Well they teamed up with these guys - Sisi Wei and Emily Chow from the Washington Post, Max Richman, and a slew of other pro bono data scientists in DC . Together, they turned this
into this. This is a screenshot of an interactive app where you can rollover each neighborhood to see demographic info, educational information and a slew of other info that DC Action is using to better get a handle on neighborhood health. What’s immediate apparent is that you can *see* things - things you could never see in that opaque block of data. Moreover this tool is so useful, the mayor of DC unveiled it to say “this is how we have to tackle child wellbeing - using big data.”
Now I know what some of you may be thinking “pssht, you put took some data and put it on a map?
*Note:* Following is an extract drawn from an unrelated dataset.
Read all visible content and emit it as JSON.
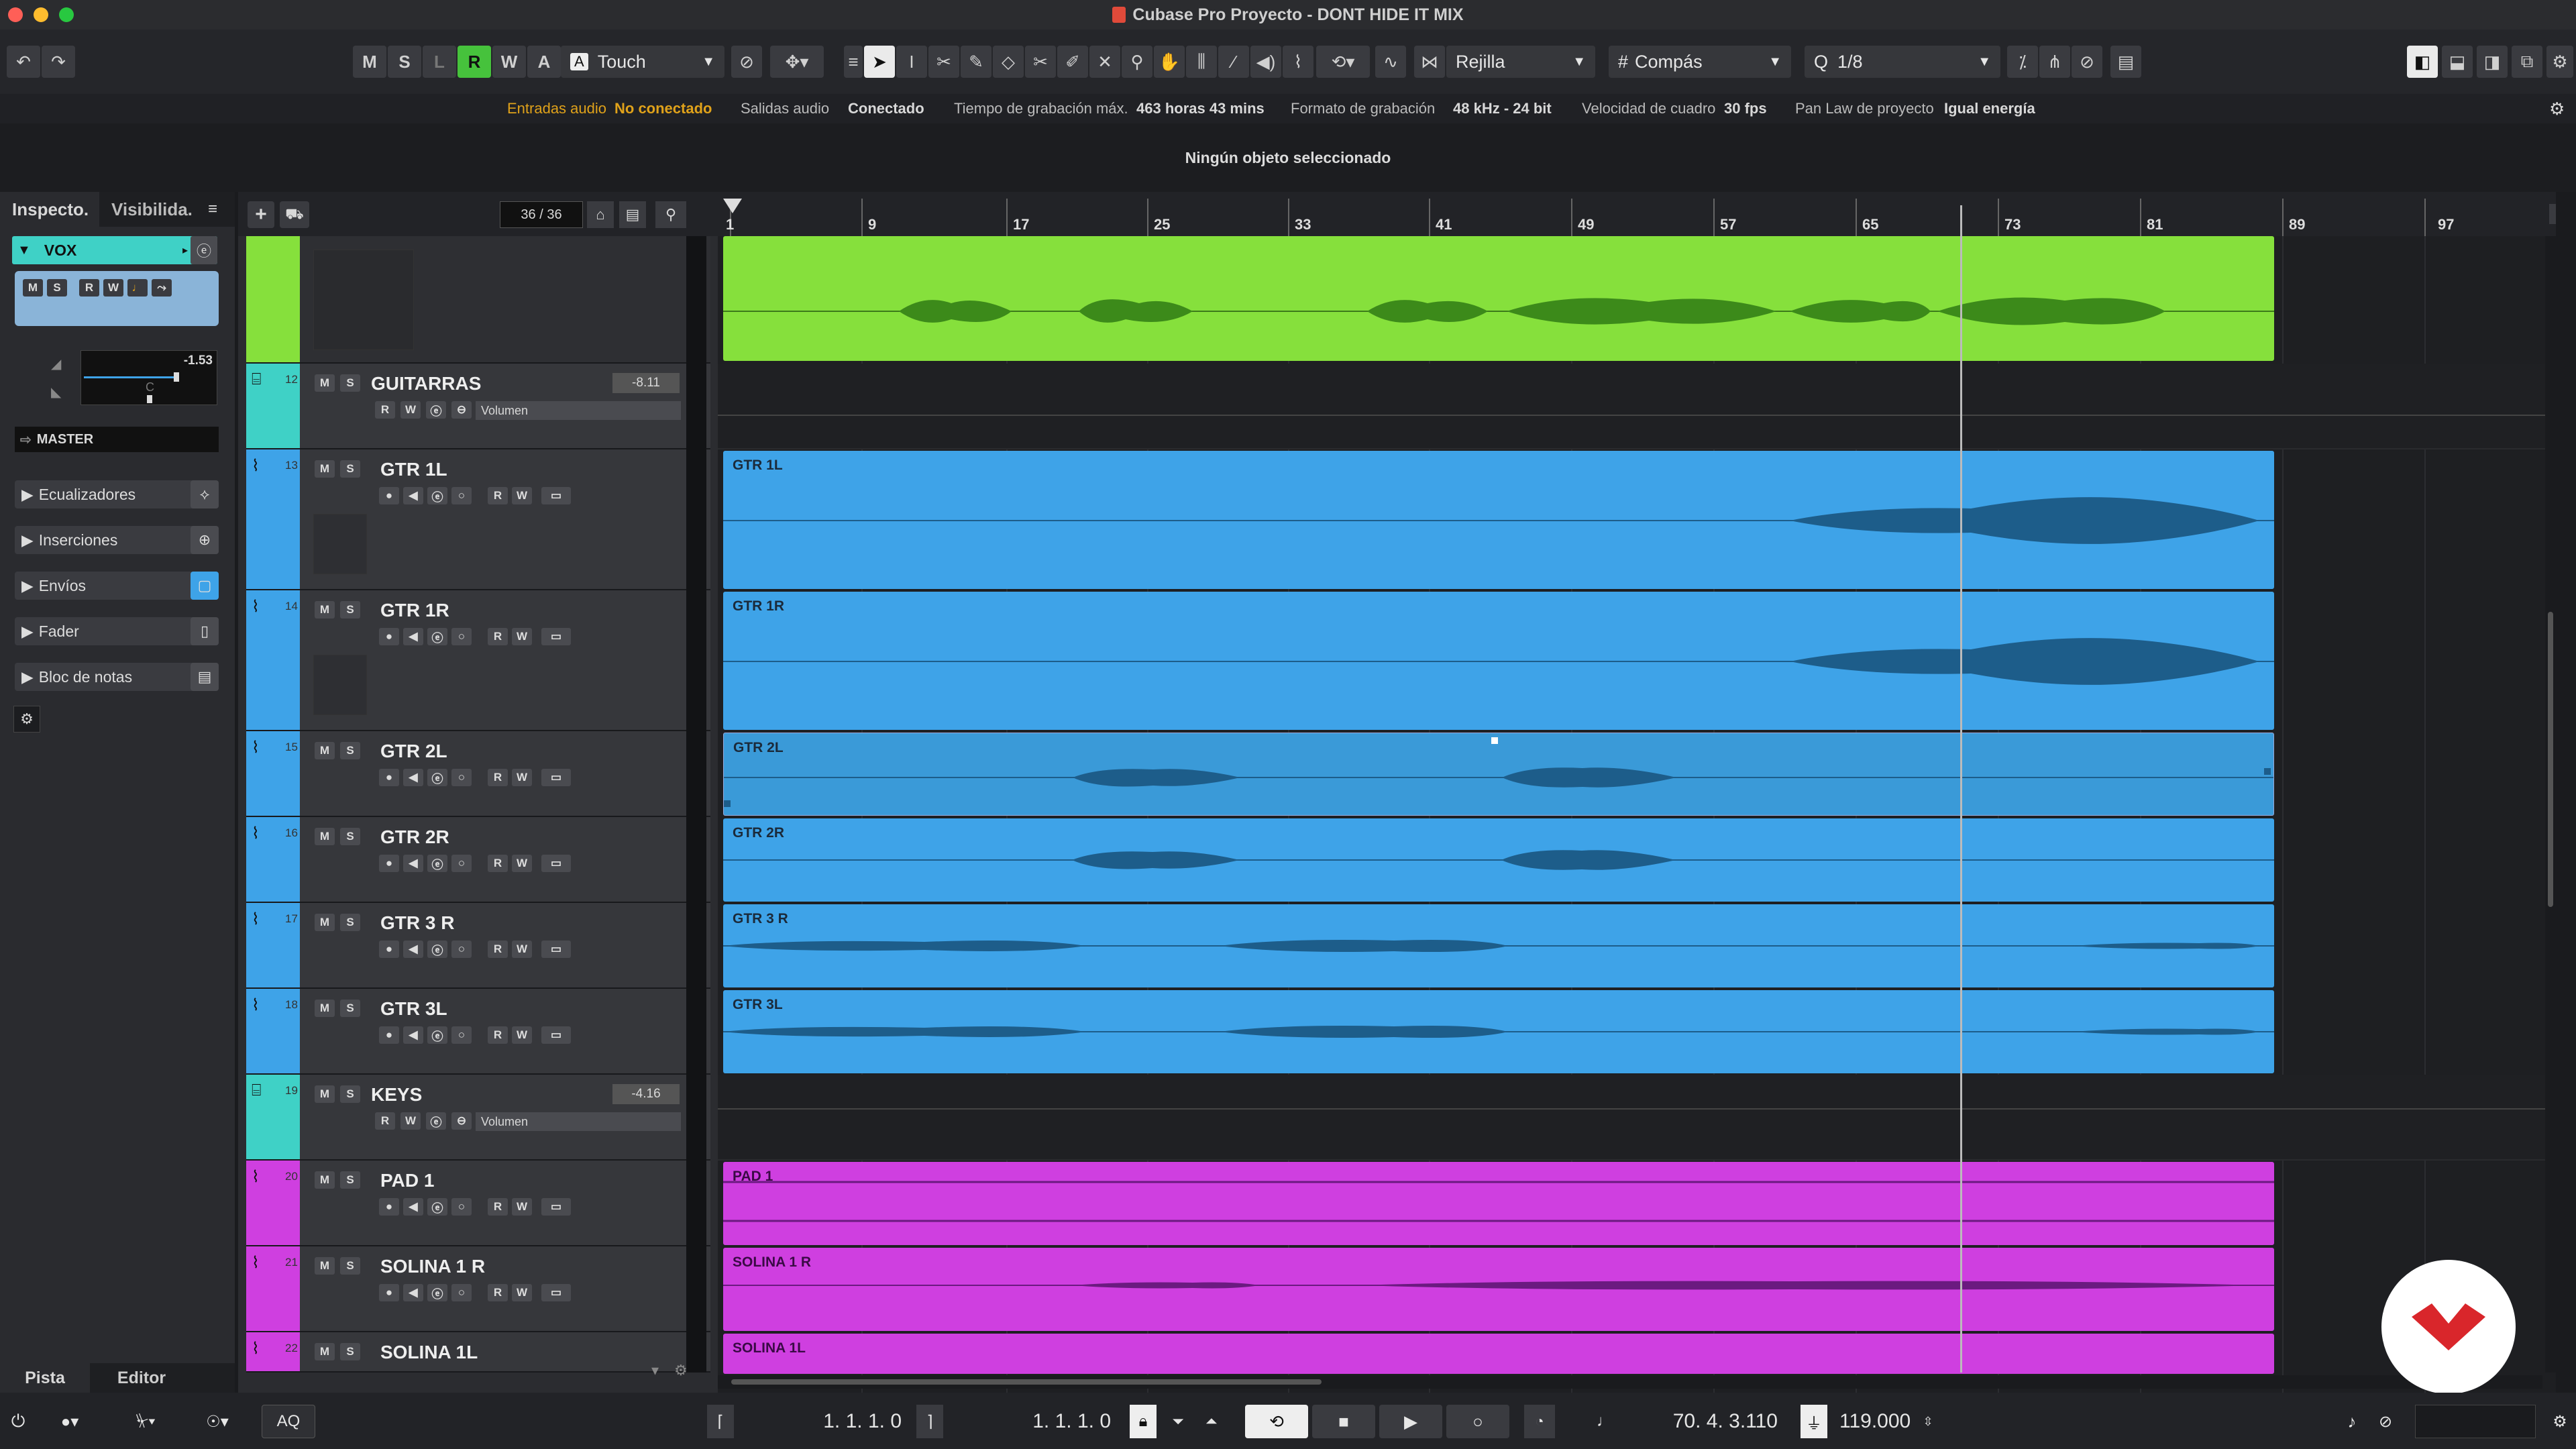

I could do that.” And you’re absolutely right, you could! What’s so simple for us to do can be transformative to these organizations.
Another example comes from the NYC Parks department. They have info about every single tree in the “urban forest” - such a beautiful name for the city’s trees - but they didn’t know the answers to even the most basic questions, namely, when we prune a tree to prevent future disasters, does it help? We suspect it does, but can we use our data to show it?
So they teamed up with this guy, Brian D’Alessandro, who spends all day at an advertising company figuring out, if he shows you an ad, do you do something different in the future? Well it turns out that that same model and algorithm can be used to answer “if I prune a tree, are there fewer disasters in the future?”
What you’re seeing here is a visualization that volunteers made of the density of trees in NY, but what’s more important than this is that Brian helped them calculate a number - 32%. If you prune trees in NY, there are 32% fewer emergencies on those blocks than on the blocks that you didn’t. That was the first time that number had been calculated, it’s helping the city become more effective, and now other urban forestry programs from other cities are asking New York, how can we do the same thing? that’s fantastic.
And I want you to note one last important thing - I didn’t say the White House commissioned Google to work with UNICEF to do this. Nope. Volunteers, in their spare time on nights and weekends, worked with visionary non-profits and social organizations to do this.